Whether Sanders can overcome the sandbagging of his campaign by his own party's committee chair remains to be seen. But should Clinton eventually take the nomination, for many Democrats, her victory will be seen as tainted by that political corruption. You can bet Donald Trump will throw that in the She's-More-Of-The-Same stew with various donations made to the Clinton Foundation by foreign countries that later got sweetheart arms deals overseen by Secretary of State Clinton, amassing $5 million in speaking fees from the too-big-to-fail banks, and even how she ended up becoming a Senator from a state she had never lived in.

Democrats like Clinton and Wasserman Schultz embody that "Third Way" thinking, the Democratic centrism that was a hallmark of Bill Clinton. But he wasn't elected by a majority, remember. Another independent billionaire, Ross Perot, sucked away some of the Republican support for incumbent George H.W. Bush, leading to Bill Clinton's election with just 43 percent of the popular vote.

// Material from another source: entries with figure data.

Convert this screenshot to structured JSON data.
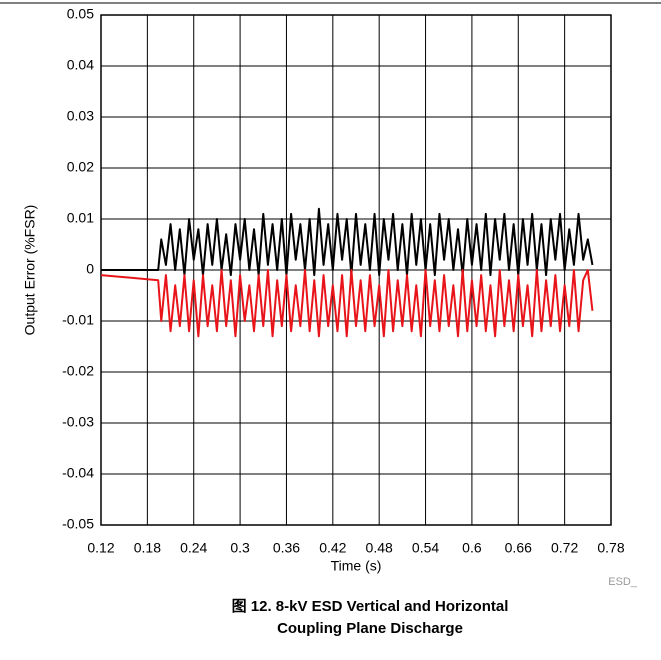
{
  "chart_data": {
    "type": "line",
    "ylabel": "Output Error (%FSR)",
    "xlabel": "Time (s)",
    "caption": "图 12. 8-kV ESD Vertical and Horizontal Coupling Plane Discharge",
    "source_label": "ESD_",
    "xlim": [
      0.12,
      0.78
    ],
    "xticks": [
      0.12,
      0.18,
      0.24,
      0.3,
      0.36,
      0.42,
      0.48,
      0.54,
      0.6,
      0.66,
      0.72,
      0.78
    ],
    "ylim": [
      -0.05,
      0.05
    ],
    "yticks": [
      0.05,
      0.04,
      0.03,
      0.02,
      0.01,
      0,
      -0.01,
      -0.02,
      -0.03,
      -0.04,
      -0.05
    ],
    "grid": true,
    "x": [
      0.12,
      0.194,
      0.198,
      0.204,
      0.21,
      0.216,
      0.222,
      0.228,
      0.234,
      0.24,
      0.246,
      0.252,
      0.258,
      0.264,
      0.27,
      0.276,
      0.282,
      0.288,
      0.294,
      0.3,
      0.306,
      0.312,
      0.318,
      0.324,
      0.33,
      0.336,
      0.342,
      0.348,
      0.354,
      0.36,
      0.366,
      0.372,
      0.378,
      0.384,
      0.39,
      0.396,
      0.402,
      0.408,
      0.414,
      0.42,
      0.426,
      0.432,
      0.438,
      0.444,
      0.45,
      0.456,
      0.462,
      0.468,
      0.474,
      0.48,
      0.486,
      0.492,
      0.498,
      0.504,
      0.51,
      0.516,
      0.522,
      0.528,
      0.534,
      0.54,
      0.546,
      0.552,
      0.558,
      0.564,
      0.57,
      0.576,
      0.582,
      0.588,
      0.594,
      0.6,
      0.606,
      0.612,
      0.618,
      0.624,
      0.63,
      0.636,
      0.642,
      0.648,
      0.654,
      0.66,
      0.666,
      0.672,
      0.678,
      0.684,
      0.69,
      0.696,
      0.702,
      0.708,
      0.714,
      0.72,
      0.726,
      0.732,
      0.738,
      0.744,
      0.75,
      0.756
    ],
    "series": [
      {
        "color": "#000000",
        "values": [
          0,
          0,
          0.006,
          0.001,
          0.009,
          0.0,
          0.008,
          -0.001,
          0.01,
          0.002,
          0.008,
          -0.001,
          0.009,
          0.001,
          0.01,
          0.0,
          0.007,
          -0.001,
          0.009,
          0.002,
          0.01,
          0.0,
          0.008,
          -0.001,
          0.011,
          0.001,
          0.009,
          0.0,
          0.01,
          -0.001,
          0.011,
          0.002,
          0.009,
          0.0,
          0.01,
          -0.001,
          0.012,
          0.001,
          0.009,
          0.0,
          0.011,
          0.002,
          0.01,
          -0.001,
          0.011,
          0.001,
          0.009,
          0.0,
          0.011,
          -0.001,
          0.01,
          0.002,
          0.011,
          0.0,
          0.009,
          -0.001,
          0.011,
          0.001,
          0.01,
          0.0,
          0.009,
          -0.001,
          0.011,
          0.002,
          0.01,
          0.0,
          0.008,
          -0.001,
          0.01,
          0.001,
          0.009,
          0.0,
          0.011,
          -0.001,
          0.01,
          0.002,
          0.011,
          0.0,
          0.009,
          -0.001,
          0.01,
          0.001,
          0.011,
          0.0,
          0.009,
          -0.001,
          0.01,
          0.002,
          0.011,
          0.0,
          0.008,
          0.001,
          0.011,
          0.002,
          0.006,
          0.001
        ]
      },
      {
        "color": "#e8141a",
        "values": [
          -0.001,
          -0.002,
          -0.01,
          -0.001,
          -0.012,
          -0.003,
          -0.011,
          -0.001,
          -0.012,
          -0.002,
          -0.013,
          -0.001,
          -0.011,
          -0.003,
          -0.012,
          0.0,
          -0.011,
          -0.002,
          -0.013,
          -0.001,
          -0.01,
          -0.003,
          -0.012,
          -0.001,
          -0.011,
          0.0,
          -0.013,
          -0.002,
          -0.011,
          -0.001,
          -0.012,
          -0.003,
          -0.011,
          0.0,
          -0.012,
          -0.002,
          -0.013,
          -0.001,
          -0.011,
          -0.003,
          -0.012,
          -0.001,
          -0.013,
          0.0,
          -0.011,
          -0.002,
          -0.012,
          -0.001,
          -0.011,
          -0.003,
          -0.013,
          0.0,
          -0.012,
          -0.002,
          -0.011,
          -0.001,
          -0.012,
          -0.003,
          -0.013,
          0.0,
          -0.011,
          -0.002,
          -0.012,
          -0.001,
          -0.011,
          -0.003,
          -0.013,
          0.0,
          -0.012,
          -0.002,
          -0.011,
          -0.001,
          -0.012,
          -0.003,
          -0.013,
          0.0,
          -0.011,
          -0.002,
          -0.012,
          -0.001,
          -0.011,
          -0.003,
          -0.013,
          0.0,
          -0.012,
          -0.002,
          -0.011,
          -0.001,
          -0.012,
          -0.003,
          -0.011,
          0.0,
          -0.012,
          -0.002,
          0.0,
          -0.008
        ]
      }
    ]
  }
}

Propelling much of Perot's support was his criticism of the professional political class. "Our system of government is the problem. We've got to change the system," Perot said presciently in 1992. "I'm critical of the system and not individuals. I have said that you could replace everybody in Congress, find the best people in the country, put them in that system, and in months they'd look just like the people you're replacing."

That kind of talk got Perot almost 20 million votes, mostly from Republicans.

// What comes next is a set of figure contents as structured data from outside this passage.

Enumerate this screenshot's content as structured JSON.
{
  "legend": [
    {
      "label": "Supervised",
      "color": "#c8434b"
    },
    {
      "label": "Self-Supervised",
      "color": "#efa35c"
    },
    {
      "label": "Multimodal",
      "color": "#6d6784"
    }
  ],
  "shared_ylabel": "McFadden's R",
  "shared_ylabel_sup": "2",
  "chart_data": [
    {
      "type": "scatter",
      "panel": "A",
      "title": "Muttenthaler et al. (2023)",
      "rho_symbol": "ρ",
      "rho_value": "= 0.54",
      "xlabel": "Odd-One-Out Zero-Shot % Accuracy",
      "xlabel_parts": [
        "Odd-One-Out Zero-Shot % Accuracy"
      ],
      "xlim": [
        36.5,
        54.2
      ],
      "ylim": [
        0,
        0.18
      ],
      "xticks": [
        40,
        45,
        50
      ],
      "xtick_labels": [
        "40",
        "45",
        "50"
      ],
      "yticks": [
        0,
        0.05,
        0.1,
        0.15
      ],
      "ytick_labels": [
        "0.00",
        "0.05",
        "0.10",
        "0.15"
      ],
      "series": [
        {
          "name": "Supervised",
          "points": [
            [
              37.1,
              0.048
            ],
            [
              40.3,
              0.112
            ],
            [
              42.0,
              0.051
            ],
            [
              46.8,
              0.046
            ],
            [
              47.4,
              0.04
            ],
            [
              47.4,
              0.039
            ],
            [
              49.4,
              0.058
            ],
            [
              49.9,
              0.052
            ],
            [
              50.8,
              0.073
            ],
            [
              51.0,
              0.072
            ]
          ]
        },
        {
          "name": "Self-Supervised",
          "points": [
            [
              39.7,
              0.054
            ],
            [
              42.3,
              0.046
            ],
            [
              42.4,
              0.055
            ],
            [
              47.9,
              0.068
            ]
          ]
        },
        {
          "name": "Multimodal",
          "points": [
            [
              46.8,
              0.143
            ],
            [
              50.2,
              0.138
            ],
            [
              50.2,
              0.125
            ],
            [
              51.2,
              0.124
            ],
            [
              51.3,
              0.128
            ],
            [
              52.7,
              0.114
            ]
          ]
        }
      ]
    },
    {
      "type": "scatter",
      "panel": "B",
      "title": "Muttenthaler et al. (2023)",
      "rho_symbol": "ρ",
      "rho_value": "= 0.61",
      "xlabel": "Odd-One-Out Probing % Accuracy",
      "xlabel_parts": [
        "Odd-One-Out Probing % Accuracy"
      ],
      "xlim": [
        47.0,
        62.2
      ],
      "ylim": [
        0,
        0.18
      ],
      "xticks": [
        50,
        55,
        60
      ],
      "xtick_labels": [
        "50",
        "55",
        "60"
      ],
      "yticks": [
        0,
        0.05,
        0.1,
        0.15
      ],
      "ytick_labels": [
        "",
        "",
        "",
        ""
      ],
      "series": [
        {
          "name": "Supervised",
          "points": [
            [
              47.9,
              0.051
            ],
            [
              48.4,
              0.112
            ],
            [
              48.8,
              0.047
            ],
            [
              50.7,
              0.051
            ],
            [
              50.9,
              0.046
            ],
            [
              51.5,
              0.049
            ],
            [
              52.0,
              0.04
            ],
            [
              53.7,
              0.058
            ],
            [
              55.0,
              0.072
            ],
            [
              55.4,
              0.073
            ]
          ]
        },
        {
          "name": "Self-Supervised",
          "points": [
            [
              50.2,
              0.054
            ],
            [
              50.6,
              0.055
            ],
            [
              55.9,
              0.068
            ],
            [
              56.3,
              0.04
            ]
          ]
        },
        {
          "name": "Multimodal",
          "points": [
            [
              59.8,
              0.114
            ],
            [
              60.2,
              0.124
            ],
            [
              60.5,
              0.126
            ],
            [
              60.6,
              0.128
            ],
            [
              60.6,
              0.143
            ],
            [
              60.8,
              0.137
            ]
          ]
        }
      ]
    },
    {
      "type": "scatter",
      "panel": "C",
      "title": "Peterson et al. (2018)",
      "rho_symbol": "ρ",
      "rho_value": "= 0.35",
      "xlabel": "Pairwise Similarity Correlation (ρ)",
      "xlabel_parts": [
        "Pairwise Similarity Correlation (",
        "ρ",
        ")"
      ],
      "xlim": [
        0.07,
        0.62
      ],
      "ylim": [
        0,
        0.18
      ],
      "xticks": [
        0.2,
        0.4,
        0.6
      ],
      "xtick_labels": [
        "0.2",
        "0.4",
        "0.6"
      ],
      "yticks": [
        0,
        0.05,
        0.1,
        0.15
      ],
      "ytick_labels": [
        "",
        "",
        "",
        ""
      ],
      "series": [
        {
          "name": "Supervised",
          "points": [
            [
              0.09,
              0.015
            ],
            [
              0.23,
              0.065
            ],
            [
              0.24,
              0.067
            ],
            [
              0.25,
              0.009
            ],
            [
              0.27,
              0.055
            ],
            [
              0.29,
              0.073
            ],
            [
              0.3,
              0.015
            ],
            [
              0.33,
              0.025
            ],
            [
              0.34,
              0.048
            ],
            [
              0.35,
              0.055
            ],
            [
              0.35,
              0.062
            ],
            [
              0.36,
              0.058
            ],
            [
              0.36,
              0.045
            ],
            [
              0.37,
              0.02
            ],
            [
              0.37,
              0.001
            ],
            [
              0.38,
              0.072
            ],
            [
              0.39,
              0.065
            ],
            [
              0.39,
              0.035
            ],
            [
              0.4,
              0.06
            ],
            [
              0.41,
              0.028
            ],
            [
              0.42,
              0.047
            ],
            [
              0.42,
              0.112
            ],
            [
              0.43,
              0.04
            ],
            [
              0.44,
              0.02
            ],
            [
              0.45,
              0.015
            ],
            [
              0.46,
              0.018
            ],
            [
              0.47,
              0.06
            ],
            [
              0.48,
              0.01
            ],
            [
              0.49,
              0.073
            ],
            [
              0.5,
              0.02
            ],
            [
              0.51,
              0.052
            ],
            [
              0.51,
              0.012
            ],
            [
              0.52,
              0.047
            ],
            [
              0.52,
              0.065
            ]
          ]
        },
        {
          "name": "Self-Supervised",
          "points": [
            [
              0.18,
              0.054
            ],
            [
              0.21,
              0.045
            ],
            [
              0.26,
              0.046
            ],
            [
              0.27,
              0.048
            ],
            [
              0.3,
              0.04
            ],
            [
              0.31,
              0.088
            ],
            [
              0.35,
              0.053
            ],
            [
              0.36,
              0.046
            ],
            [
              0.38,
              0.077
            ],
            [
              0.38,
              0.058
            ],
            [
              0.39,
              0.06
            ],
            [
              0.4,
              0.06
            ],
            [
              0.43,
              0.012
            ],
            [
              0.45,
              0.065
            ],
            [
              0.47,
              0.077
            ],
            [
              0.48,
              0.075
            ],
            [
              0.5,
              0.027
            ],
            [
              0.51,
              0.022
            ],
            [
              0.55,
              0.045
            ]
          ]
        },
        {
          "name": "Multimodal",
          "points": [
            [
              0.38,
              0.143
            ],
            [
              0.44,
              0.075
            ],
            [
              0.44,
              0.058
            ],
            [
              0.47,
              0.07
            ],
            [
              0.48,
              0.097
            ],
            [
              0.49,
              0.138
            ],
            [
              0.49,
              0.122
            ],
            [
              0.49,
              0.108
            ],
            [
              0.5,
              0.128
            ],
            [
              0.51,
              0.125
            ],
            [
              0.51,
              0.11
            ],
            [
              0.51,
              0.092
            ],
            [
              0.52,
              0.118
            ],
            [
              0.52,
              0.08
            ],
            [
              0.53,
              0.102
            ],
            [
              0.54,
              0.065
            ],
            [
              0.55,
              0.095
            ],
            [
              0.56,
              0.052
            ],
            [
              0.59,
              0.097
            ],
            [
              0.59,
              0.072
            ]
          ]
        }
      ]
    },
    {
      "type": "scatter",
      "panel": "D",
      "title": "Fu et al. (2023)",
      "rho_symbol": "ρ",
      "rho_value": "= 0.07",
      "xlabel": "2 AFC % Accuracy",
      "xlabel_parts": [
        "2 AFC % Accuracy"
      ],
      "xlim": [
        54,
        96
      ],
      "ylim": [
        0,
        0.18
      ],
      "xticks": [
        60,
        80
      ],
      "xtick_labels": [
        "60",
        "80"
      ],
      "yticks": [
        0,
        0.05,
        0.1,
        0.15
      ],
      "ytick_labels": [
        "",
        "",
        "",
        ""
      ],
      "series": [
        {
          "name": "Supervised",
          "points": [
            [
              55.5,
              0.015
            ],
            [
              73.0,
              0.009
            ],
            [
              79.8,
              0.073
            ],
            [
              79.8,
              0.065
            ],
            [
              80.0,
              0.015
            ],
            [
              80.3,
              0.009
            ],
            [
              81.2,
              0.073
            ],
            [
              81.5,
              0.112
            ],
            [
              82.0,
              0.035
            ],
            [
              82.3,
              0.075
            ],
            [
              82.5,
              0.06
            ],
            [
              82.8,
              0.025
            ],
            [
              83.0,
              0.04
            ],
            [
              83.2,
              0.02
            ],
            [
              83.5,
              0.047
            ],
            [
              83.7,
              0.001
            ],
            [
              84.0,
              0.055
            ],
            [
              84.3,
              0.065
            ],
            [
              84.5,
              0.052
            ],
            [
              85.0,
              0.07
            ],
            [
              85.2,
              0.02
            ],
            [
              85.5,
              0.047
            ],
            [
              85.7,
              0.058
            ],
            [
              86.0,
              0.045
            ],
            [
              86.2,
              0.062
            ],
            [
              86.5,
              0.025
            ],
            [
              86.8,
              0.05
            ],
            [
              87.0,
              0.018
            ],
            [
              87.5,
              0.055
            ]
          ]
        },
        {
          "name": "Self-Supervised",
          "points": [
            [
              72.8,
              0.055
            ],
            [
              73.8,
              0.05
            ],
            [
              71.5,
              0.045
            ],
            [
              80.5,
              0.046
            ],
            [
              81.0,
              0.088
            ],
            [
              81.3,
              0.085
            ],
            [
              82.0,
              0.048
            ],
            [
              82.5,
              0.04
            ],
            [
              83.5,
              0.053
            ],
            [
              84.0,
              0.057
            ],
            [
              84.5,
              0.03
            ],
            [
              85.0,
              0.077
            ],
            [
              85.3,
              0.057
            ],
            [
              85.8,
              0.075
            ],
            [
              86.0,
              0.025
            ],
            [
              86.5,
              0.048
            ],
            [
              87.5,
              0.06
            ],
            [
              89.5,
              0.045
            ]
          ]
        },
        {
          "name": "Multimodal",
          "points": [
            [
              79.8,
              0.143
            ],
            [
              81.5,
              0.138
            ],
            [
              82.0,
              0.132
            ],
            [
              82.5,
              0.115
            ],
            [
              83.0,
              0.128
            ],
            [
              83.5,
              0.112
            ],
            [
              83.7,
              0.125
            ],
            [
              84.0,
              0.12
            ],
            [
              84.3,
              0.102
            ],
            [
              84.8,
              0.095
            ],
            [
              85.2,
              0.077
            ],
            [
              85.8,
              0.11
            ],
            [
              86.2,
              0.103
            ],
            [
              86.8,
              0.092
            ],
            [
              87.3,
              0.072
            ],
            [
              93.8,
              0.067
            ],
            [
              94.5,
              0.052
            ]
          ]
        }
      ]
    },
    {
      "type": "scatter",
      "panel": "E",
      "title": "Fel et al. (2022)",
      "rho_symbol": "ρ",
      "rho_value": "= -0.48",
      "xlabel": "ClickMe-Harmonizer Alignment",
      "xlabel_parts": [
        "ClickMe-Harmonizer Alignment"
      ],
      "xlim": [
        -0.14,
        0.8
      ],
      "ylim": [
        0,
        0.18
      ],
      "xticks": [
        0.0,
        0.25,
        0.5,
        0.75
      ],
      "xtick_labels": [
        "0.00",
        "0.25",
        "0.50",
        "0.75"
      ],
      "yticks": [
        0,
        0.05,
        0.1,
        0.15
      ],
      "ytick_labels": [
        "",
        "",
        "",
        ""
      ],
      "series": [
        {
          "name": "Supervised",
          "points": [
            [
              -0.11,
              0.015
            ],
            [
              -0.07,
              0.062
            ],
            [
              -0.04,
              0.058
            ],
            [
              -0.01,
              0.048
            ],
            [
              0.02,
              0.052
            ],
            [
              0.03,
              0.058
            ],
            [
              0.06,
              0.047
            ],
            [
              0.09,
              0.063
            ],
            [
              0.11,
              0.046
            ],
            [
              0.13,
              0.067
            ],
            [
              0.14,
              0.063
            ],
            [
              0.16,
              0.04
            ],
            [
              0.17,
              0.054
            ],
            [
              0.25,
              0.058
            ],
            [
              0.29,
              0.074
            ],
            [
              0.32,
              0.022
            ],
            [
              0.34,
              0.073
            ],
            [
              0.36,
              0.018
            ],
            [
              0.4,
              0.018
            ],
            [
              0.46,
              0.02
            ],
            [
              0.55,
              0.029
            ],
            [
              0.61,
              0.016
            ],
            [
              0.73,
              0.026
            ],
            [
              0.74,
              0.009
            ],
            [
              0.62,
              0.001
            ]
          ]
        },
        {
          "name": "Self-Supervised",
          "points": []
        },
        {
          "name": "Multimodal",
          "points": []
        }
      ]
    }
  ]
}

Another hallmark of Democratic thinking is the Lesser-Of-Two-Evils situation - the belief that the party establishment need not heed calls for more progressive stances, since anybody who supports progressivism would never allow a Republican to thwart their causes, so they'll hold their nose and vote for the centrist "Third Way" candidate. You'll hear this from Hillary Clinton's supporters who criticize Sanders' supporters who will not vote for her in the general election, combined with threats of a President Trump, a repealed Affordable Care Act, and another couple of conservatives on the Supreme Court.

The danger facing Hillary Clinton, though, is that in this election, the greater evil may be perceived to be the continuation of the corrupt political system. Not only will a significant portion of Democratic and progressive voters feel the game is rigged and stay home on Election Day, but those independents and moderates who already see Clinton as untrustworthy and calculating will have their prejudices confirmed. If her opponent is Trump, he will paint her with "Professional Politician, Owned by Wall Street" in every speech and debate and many will see him as the lesser of two evils. Add to that the Republicans and conservatives who see her as the embodiment of evil itself and will turn out in record numbers to oppose her and you have a recipe for a second-straight Hillary Clinton presidential campaign failure.

One comment I read on the Internet summed it up. He expressed his support for Bernie Sanders as the only candidate who would fix the corrupt political system. He then said if the election came down to Hillary Clinton and Donald Trump, he'd vote for Trump, because he'd rather have a candidate who breaks the corrupt political system than one who thrives in it.